48 DAYS to SW EP8 – Oliver Ford Davies “Fundamentally disagrees with every choice” for Sio Bibble in The Last Jedi.
More sequels, more problems.
This past May’s Vanity Fair cover story on Star Wars: The Last Jedi stirred immense anticipation in the hearts of Star Wars fandom worldwide. But not everyone involved in this iconic film franchise is quite so pleased. Esteemed English actor and writer Oliver Ford Davies, who portrayed the tough-as-nails, incorruptible Sio Bibble in Episodes I-III, says he “fundamentally disagrees” with the way The Last Jedi writer/director Rian Johnson envisions Sio Bibble in the new film.
As I’m sure you can imagine, we here in the editorial, design, and custodial departments of HCK reacted like this: with open hands slowly moving outward from our heads and making that mouth sound of an explosion, with wide surprised looking eyes.
One of our indefatigable interns, the painfully gaunt lad with big bottle cap-sized earrings, was able to get Mr. Davies on the phone for a comment:
“I say, at one point I simply had to say to Rian’s voicemail, ‘I say Rian, I pretty much fundamentally disagree with every choice you’ve made for this character.'” said Davies, after hearing Johnson’s script for The Last Jedi. “‘I mean, Sio has virtually zero lines or even, well, appearances, in this film!'”
“I wasn’t even mailed a script. I had to ask Tony [Daniels] to read the thing to me over the phone (in a regular person voice thank you very much). Anyhow now, It seems to me Bibble should be quite frustrated with government procedures, the way things are at this point in the story, don’t you reckon? And wouldn’t he need to shuffle in a very put-upon manner down some stairs? Surely, there must be negotiations with the First Order that fail because someone, I don’t know, say that handsome Prince Leia, loses all communications? I say, I watched nearly half of The Force Awakens and that picture is just riddled with negotiations failing to take place due to lost communications don’t you know!”
I say, I watched nearly half of The Force Awakens and that picture is just riddled with negotiations failing to take place due to lost communications!”

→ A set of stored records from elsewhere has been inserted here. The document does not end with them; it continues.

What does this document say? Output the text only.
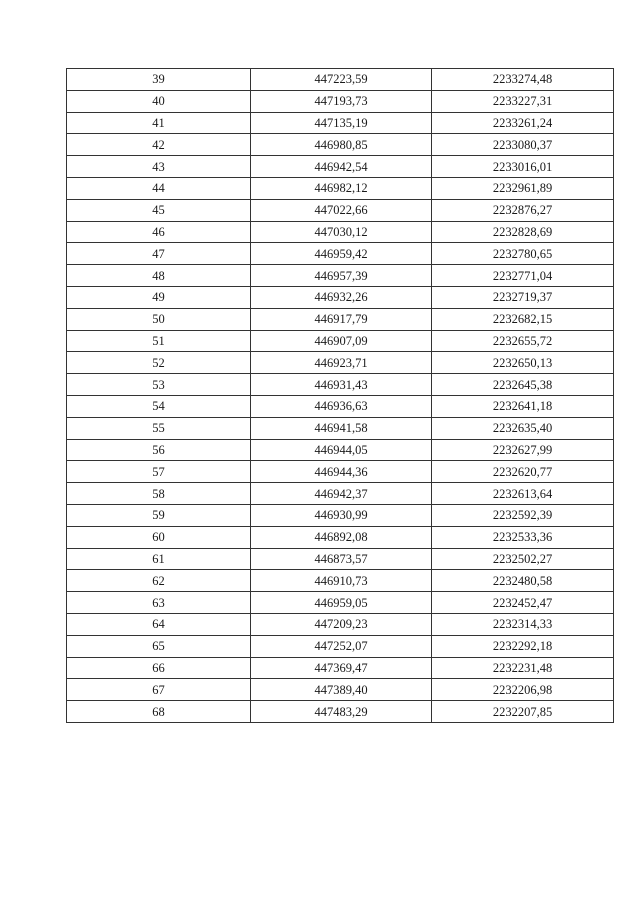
39	447223,59	2233274,48
40	447193,73	2233227,31
41	447135,19	2233261,24
42	446980,85	2233080,37
43	446942,54	2233016,01
44	446982,12	2232961,89
45	447022,66	2232876,27
46	447030,12	2232828,69
47	446959,42	2232780,65
48	446957,39	2232771,04
49	446932,26	2232719,37
50	446917,79	2232682,15
51	446907,09	2232655,72
52	446923,71	2232650,13
53	446931,43	2232645,38
54	446936,63	2232641,18
55	446941,58	2232635,40
56	446944,05	2232627,99
57	446944,36	2232620,77
58	446942,37	2232613,64
59	446930,99	2232592,39
60	446892,08	2232533,36
61	446873,57	2232502,27
62	446910,73	2232480,58
63	446959,05	2232452,47
64	447209,23	2232314,33
65	447252,07	2232292,18
66	447369,47	2232231,48
67	447389,40	2232206,98
68	447483,29	2232207,85
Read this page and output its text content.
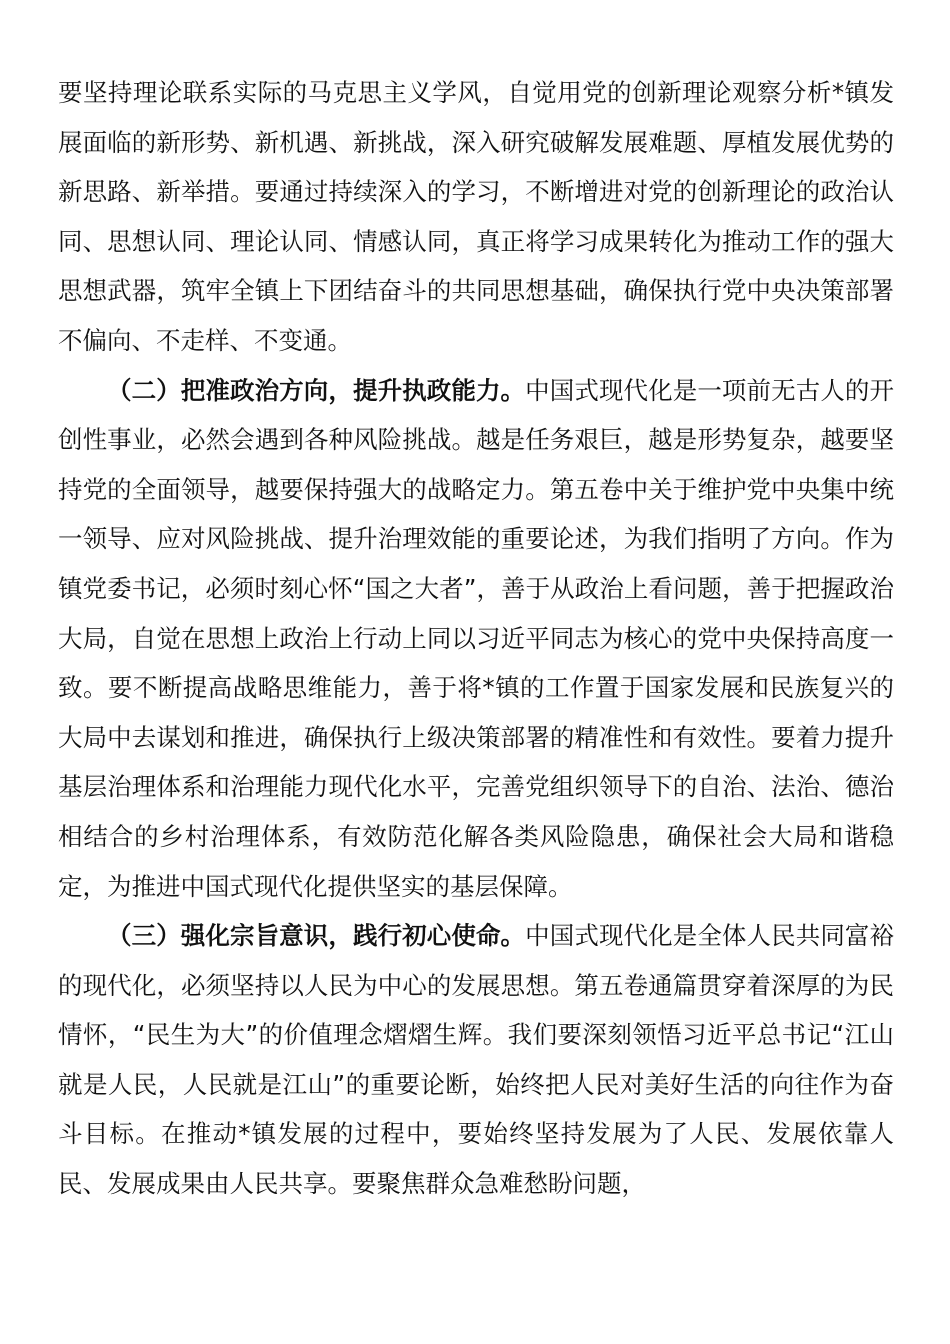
要坚持理论联系实际的马克思主义学风，自觉用党的创新理论观察分析*镇发展面临的新形势、新机遇、新挑战，深入研究破解发展难题、厚植发展优势的新思路、新举措。要通过持续深入的学习，不断增进对党的创新理论的政治认同、思想认同、理论认同、情感认同，真正将学习成果转化为推动工作的强大思想武器，筑牢全镇上下团结奋斗的共同思想基础，确保执行党中央决策部署不偏向、不走样、不变通。

（二）把准政治方向，提升执政能力。中国式现代化是一项前无古人的开创性事业，必然会遇到各种风险挑战。越是任务艰巨，越是形势复杂，越要坚持党的全面领导，越要保持强大的战略定力。第五卷中关于维护党中央集中统一领导、应对风险挑战、提升治理效能的重要论述，为我们指明了方向。作为镇党委书记，必须时刻心怀“国之大者”，善于从政治上看问题，善于把握政治大局，自觉在思想上政治上行动上同以习近平同志为核心的党中央保持高度一致。要不断提高战略思维能力，善于将*镇的工作置于国家发展和民族复兴的大局中去谋划和推进，确保执行上级决策部署的精准性和有效性。要着力提升基层治理体系和治理能力现代化水平，完善党组织领导下的自治、法治、德治相结合的乡村治理体系，有效防范化解各类风险隐患，确保社会大局和谐稳定，为推进中国式现代化提供坚实的基层保障。

（三）强化宗旨意识，践行初心使命。中国式现代化是全体人民共同富裕的现代化，必须坚持以人民为中心的发展思想。第五卷通篇贯穿着深厚的为民情怀，“民生为大”的价值理念熠熠生辉。我们要深刻领悟习近平总书记“江山就是人民，人民就是江山”的重要论断，始终把人民对美好生活的向往作为奋斗目标。在推动*镇发展的过程中，要始终坚持发展为了人民、发展依靠人民、发展成果由人民共享。要聚焦群众急难愁盼问题，
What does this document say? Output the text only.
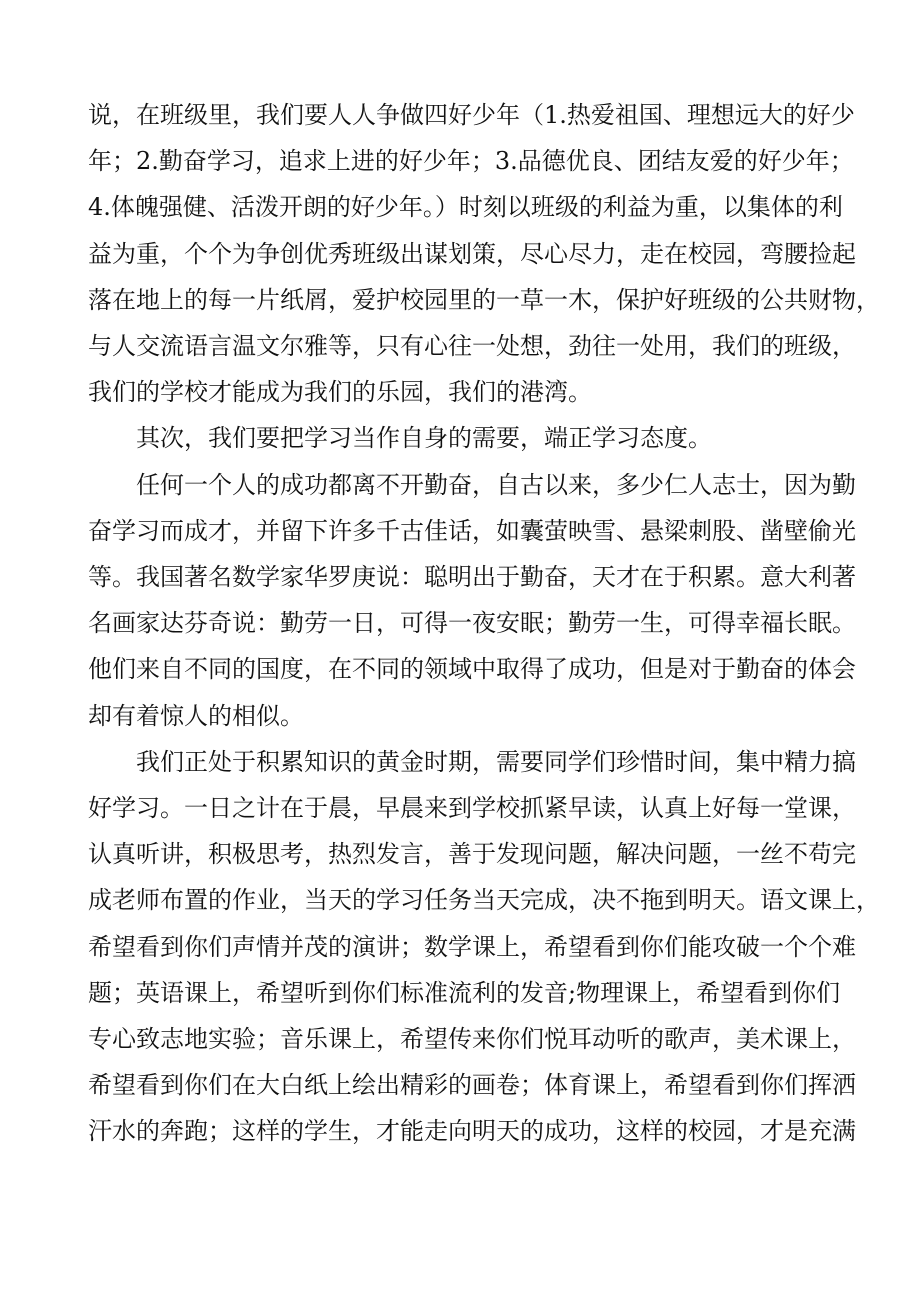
说，在班级里，我们要人人争做四好少年（1.热爱祖国、理想远大的好少
年；2.勤奋学习，追求上进的好少年；3.品德优良、团结友爱的好少年；
4.体魄强健、活泼开朗的好少年。）时刻以班级的利益为重，以集体的利
益为重，个个为争创优秀班级出谋划策，尽心尽力，走在校园，弯腰捡起
落在地上的每一片纸屑，爱护校园里的一草一木，保护好班级的公共财物，
与人交流语言温文尔雅等，只有心往一处想，劲往一处用，我们的班级，
我们的学校才能成为我们的乐园，我们的港湾。

其次，我们要把学习当作自身的需要，端正学习态度。

任何一个人的成功都离不开勤奋，自古以来，多少仁人志士，因为勤
奋学习而成才，并留下许多千古佳话，如囊萤映雪、悬梁刺股、凿壁偷光
等。我国著名数学家华罗庚说：聪明出于勤奋，天才在于积累。意大利著
名画家达芬奇说：勤劳一日，可得一夜安眠；勤劳一生，可得幸福长眠。
他们来自不同的国度，在不同的领域中取得了成功，但是对于勤奋的体会
却有着惊人的相似。

我们正处于积累知识的黄金时期，需要同学们珍惜时间，集中精力搞
好学习。一日之计在于晨，早晨来到学校抓紧早读，认真上好每一堂课，
认真听讲，积极思考，热烈发言，善于发现问题，解决问题，一丝不苟完
成老师布置的作业，当天的学习任务当天完成，决不拖到明天。语文课上，
希望看到你们声情并茂的演讲；数学课上，希望看到你们能攻破一个个难
题；英语课上，希望听到你们标准流利的发音;物理课上，希望看到你们
专心致志地实验；音乐课上，希望传来你们悦耳动听的歌声，美术课上，
希望看到你们在大白纸上绘出精彩的画卷；体育课上，希望看到你们挥洒
汗水的奔跑；这样的学生，才能走向明天的成功，这样的校园，才是充满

Our intern nods, vaping with sincere-seeming interest, booking a kidnapping on Silk Road while checking his Snapchat. Mr. Davies continues:
“Painfully, no one at Lucasfilm, nor Disney, nor even Payless Shoe Source for that matter, will return my calls. I am of course very distraught over this film’s shameless box office pandering. Millennials and their ticket buying parents have no interest whatsoever in negotiations, much less losing all communications, and Rian Johnson clearly knows that, more than the rest of us. Just look at his latest trailer! He’s gone and put Pokémons in this film!”
Our intern offers Mr. Davies a tissue:
“I even drove by Skywalker Ranch one night don’t you know – I was in the area you see – to maybe check if George [Lucas] was home, to you know, chat a little. And despite all the lights being on, no one answered the door. What a waste, because I’d payed 100 USD each for two methamphetamine addicts to aim laser pointers through the living room windows, just in case I needed to, well, you know, be dramatically persuasive you know, ha ha. heh.”
When asked if Mr. Davies will be lining up at the theatre on December 15 to see the premier of The Last Jedi, he had only this to say:
“I say, I will not. Instead I plan to stay home and protest by watching my Criterion Collection DVD of Fellowship of the Ring. It seems to me I must be in that picture somewhere, next to a fireplace or something. And the Wizard of Oz. Surely I’m in some crucial Emerald City scene, if I recall, with a grand stately hat on. With my old Shakespeare chum Meinhardt Raabe, the two of us young blokes just hamming it up don’t you know! Quite!”
The Last Jedi opens in 48 Days on December 15! Quit your job now!!! They won’t notice you’ve gone anyway!